Objective: To explore the diagnosis and treatment of secondary trigeminal neuralgia with cerebellopontine angle tumour. Methods: Twelve cases of secondary trigeminal neuralgia were treated during 2001–2004, and 7 were analyzed with regard to clinical manifestations, diagnosis and treatment. Twelve patients with trigeminal neuralgia associated with cerebellopontine angle tumour were studied, including 7 patients with epidermoid cysts of cerebellopontine angle and 5 patients with the meningioma of cerebellopontine angle. Pre-operative magnetic resonance imaging (MRI) showed space-occupying at cerebellopontine angle.
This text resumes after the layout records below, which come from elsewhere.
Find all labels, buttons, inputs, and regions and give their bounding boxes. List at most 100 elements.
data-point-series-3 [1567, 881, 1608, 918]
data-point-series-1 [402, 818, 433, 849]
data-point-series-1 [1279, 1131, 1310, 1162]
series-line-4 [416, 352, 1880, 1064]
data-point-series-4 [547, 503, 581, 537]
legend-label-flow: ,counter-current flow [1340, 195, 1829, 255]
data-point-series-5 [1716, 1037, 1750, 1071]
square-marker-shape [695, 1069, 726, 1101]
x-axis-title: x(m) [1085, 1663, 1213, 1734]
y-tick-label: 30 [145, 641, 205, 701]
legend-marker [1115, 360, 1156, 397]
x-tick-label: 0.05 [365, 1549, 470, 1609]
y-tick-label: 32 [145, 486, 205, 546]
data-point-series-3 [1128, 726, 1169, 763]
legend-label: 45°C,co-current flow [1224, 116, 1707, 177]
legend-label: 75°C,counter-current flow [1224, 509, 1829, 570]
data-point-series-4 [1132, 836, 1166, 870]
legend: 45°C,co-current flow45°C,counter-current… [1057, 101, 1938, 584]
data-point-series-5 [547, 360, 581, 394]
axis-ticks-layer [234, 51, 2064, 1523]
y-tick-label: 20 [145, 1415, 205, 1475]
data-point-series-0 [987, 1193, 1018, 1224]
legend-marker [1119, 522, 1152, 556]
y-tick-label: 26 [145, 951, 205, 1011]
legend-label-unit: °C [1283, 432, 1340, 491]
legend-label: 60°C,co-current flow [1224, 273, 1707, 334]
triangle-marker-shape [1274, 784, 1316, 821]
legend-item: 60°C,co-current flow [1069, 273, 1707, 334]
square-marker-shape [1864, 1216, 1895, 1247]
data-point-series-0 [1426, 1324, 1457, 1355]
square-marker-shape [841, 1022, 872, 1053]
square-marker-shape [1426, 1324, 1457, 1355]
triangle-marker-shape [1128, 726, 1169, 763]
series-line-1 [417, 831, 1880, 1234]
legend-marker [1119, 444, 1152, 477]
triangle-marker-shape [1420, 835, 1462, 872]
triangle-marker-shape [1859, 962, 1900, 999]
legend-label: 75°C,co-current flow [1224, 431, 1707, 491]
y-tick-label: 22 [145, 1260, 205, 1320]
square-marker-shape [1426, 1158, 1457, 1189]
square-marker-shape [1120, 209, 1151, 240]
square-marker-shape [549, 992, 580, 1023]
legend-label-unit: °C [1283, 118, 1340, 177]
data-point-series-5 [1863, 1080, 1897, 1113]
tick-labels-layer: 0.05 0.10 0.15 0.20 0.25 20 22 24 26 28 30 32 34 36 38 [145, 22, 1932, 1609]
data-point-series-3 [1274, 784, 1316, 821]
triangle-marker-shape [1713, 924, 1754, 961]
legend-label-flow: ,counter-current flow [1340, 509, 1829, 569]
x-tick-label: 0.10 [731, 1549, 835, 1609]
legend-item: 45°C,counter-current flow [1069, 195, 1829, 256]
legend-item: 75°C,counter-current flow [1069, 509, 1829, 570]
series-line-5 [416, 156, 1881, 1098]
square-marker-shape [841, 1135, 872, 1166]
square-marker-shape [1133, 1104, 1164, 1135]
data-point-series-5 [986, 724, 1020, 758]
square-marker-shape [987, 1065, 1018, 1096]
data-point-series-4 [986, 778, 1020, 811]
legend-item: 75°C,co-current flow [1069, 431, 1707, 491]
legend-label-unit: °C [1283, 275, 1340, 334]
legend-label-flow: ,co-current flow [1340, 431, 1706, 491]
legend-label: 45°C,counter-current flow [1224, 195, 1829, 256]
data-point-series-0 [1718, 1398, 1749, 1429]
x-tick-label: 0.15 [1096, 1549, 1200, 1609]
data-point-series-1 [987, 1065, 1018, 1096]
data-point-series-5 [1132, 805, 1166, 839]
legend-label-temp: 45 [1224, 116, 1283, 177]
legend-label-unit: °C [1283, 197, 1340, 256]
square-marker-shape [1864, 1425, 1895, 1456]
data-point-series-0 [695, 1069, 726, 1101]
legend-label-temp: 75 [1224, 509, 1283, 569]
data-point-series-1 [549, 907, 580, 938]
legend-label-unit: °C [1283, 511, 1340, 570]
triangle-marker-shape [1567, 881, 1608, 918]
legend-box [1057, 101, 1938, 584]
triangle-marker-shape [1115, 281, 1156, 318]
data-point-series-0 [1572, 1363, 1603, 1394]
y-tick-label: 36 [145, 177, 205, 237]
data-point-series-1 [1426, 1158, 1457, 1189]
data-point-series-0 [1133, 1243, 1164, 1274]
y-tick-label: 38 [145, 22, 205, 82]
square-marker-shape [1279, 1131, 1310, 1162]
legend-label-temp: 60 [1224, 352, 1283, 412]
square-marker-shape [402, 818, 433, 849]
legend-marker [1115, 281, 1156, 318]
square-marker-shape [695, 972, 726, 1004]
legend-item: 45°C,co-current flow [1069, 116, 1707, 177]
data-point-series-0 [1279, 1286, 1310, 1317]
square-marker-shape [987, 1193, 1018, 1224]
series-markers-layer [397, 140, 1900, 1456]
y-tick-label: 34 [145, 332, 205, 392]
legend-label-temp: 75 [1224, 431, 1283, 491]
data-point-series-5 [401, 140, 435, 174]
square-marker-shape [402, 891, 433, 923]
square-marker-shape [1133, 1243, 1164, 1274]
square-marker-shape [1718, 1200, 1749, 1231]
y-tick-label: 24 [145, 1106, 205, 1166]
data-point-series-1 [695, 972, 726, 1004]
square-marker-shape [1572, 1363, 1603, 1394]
Results: With cerebellopontine angle tumours removed through the retrosigmoid sinus approach, the secondary trigeminal neuralgia in all patients was completely relieved without surgical complications postoperatively. The follow-up period was 1–3 years. Recurrent trigeminal neuraligia occurred only in one patient at 1.5 years postoperatively (after operation at 1.5 years). Conclusions: MRI has made a significant contribution to the diagnosis of secondary trigeminal neuralgia. Microsurgery through the retrosigmoid sinus approach is the first-line treatment of secondary trigeminal neuralgia caused by cerebellopontine tumours.